Multiprobe electron waveguides: Filtering and bend resistances

Abstract

Recent work in high-mobility quantum wires suggests that electron waveguide behavior is relevant for transport at low temperature. We therefore study transport in ideal electron waveguides paying particular attention to their multimode properties. In order to address four-probe measurements, junctions between waveguides must be included and we consider systems with both one and two junctions. We find, first, that the junctions strongly filter the electrons, changing the distribution of the electrons among the modes of the waveguide. Second, the junctions give rise to both substantial longitudinal resistance and bend resistances which can be either local or nonlocal. The latter effect is a direct result of the filtering properties and decays on the length scale of a mean free path in a system with disorder. In a system where the disorder is smooth, the decay of the nonlocal bend resistance occurs over a distance much smaller than the transport mean free path but close to the total mean free path.
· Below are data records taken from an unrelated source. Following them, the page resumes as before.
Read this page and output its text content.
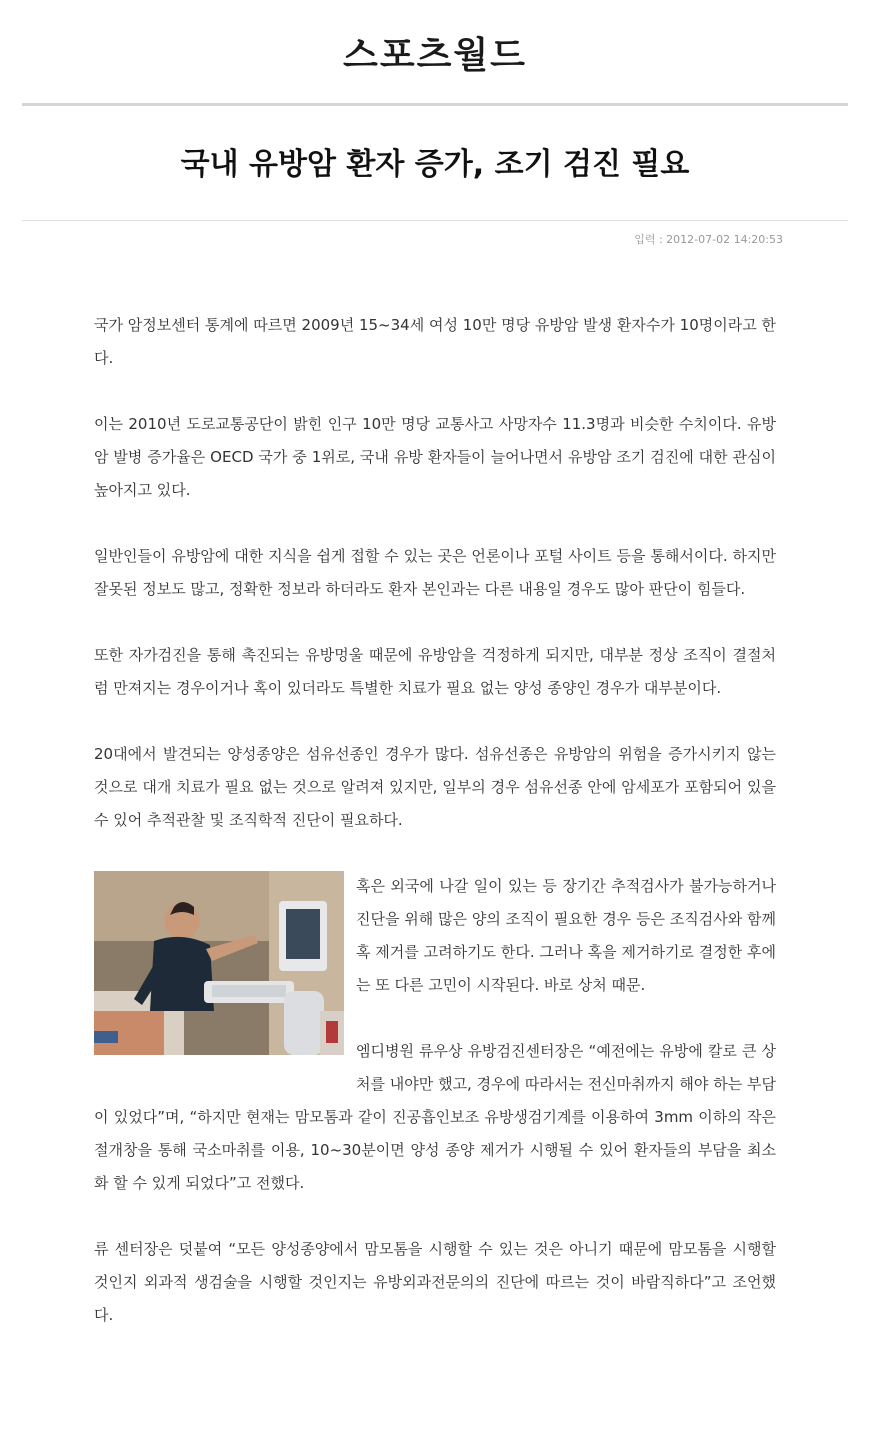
스포츠월드
국내 유방암 환자 증가, 조기 검진 필요
입력 : 2012-07-02 14:20:53

국가 암정보센터 통계에 따르면 2009년 15~34세 여성 10만 명당 유방암 발생 환자수가 10명이라고 한다.

이는 2010년 도로교통공단이 밝힌 인구 10만 명당 교통사고 사망자수 11.3명과 비슷한 수치이다. 유방암 발병 증가율은 OECD 국가 중 1위로, 국내 유방 환자들이 늘어나면서 유방암 조기 검진에 대한 관심이 높아지고 있다.

일반인들이 유방암에 대한 지식을 쉽게 접할 수 있는 곳은 언론이나 포털 사이트 등을 통해서이다. 하지만 잘못된 정보도 많고, 정확한 정보라 하더라도 환자 본인과는 다른 내용일 경우도 많아 판단이 힘들다.

또한 자가검진을 통해 촉진되는 유방멍울 때문에 유방암을 걱정하게 되지만, 대부분 정상 조직이 결절처럼 만져지는 경우이거나 혹이 있더라도 특별한 치료가 필요 없는 양성 종양인 경우가 대부분이다.

20대에서 발견되는 양성종양은 섬유선종인 경우가 많다. 섬유선종은 유방암의 위험을 증가시키지 않는 것으로 대개 치료가 필요 없는 것으로 알려져 있지만, 일부의 경우 섬유선종 안에 암세포가 포함되어 있을 수 있어 추적관찰 및 조직학적 진단이 필요하다.

혹은 외국에 나갈 일이 있는 등 장기간 추적검사가 불가능하거나 진단을 위해 많은 양의 조직이 필요한 경우 등은 조직검사와 함께 혹 제거를 고려하기도 한다. 그러나 혹을 제거하기로 결정한 후에는 또 다른 고민이 시작된다. 바로 상처 때문.

엠디병원 류우상 유방검진센터장은 “예전에는 유방에 칼로 큰 상처를 내야만 했고, 경우에 따라서는 전신마취까지 해야 하는 부담이 있었다”며, “하지만 현재는 맘모톰과 같이 진공흡인보조 유방생검기계를 이용하여 3mm 이하의 작은 절개창을 통해 국소마취를 이용, 10~30분이면 양성 종양 제거가 시행될 수 있어 환자들의 부담을 최소화 할 수 있게 되었다”고 전했다.

류 센터장은 덧붙여 “모든 양성종양에서 맘모톰을 시행할 수 있는 것은 아니기 때문에 맘모톰을 시행할 것인지 외과적 생검술을 시행할 것인지는 유방외과전문의의 진단에 따르는 것이 바람직하다”고 조언했다.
Third, interference in scattering from two junctions leads to an oscillatory dependence of the transmission on the length between the junctions. The period of this oscillation is surprisingly low, being determined by mixing of the various modes in the waveguide, and shows up strongly in the nonlocal resistance. Finally, throughout this work we compare the quantum results to classical calculations in order to separate classical size effects from effects which require coherence. The classical transmission coefficient approach is derived from the Boltzmann equation with suitable boundary conditions. The basic trends are present in the classical calculations; however, there are large quantum deviations in certain cases as well as some phenomena which are strictly quantum mechanical, especially in the few-mode regime.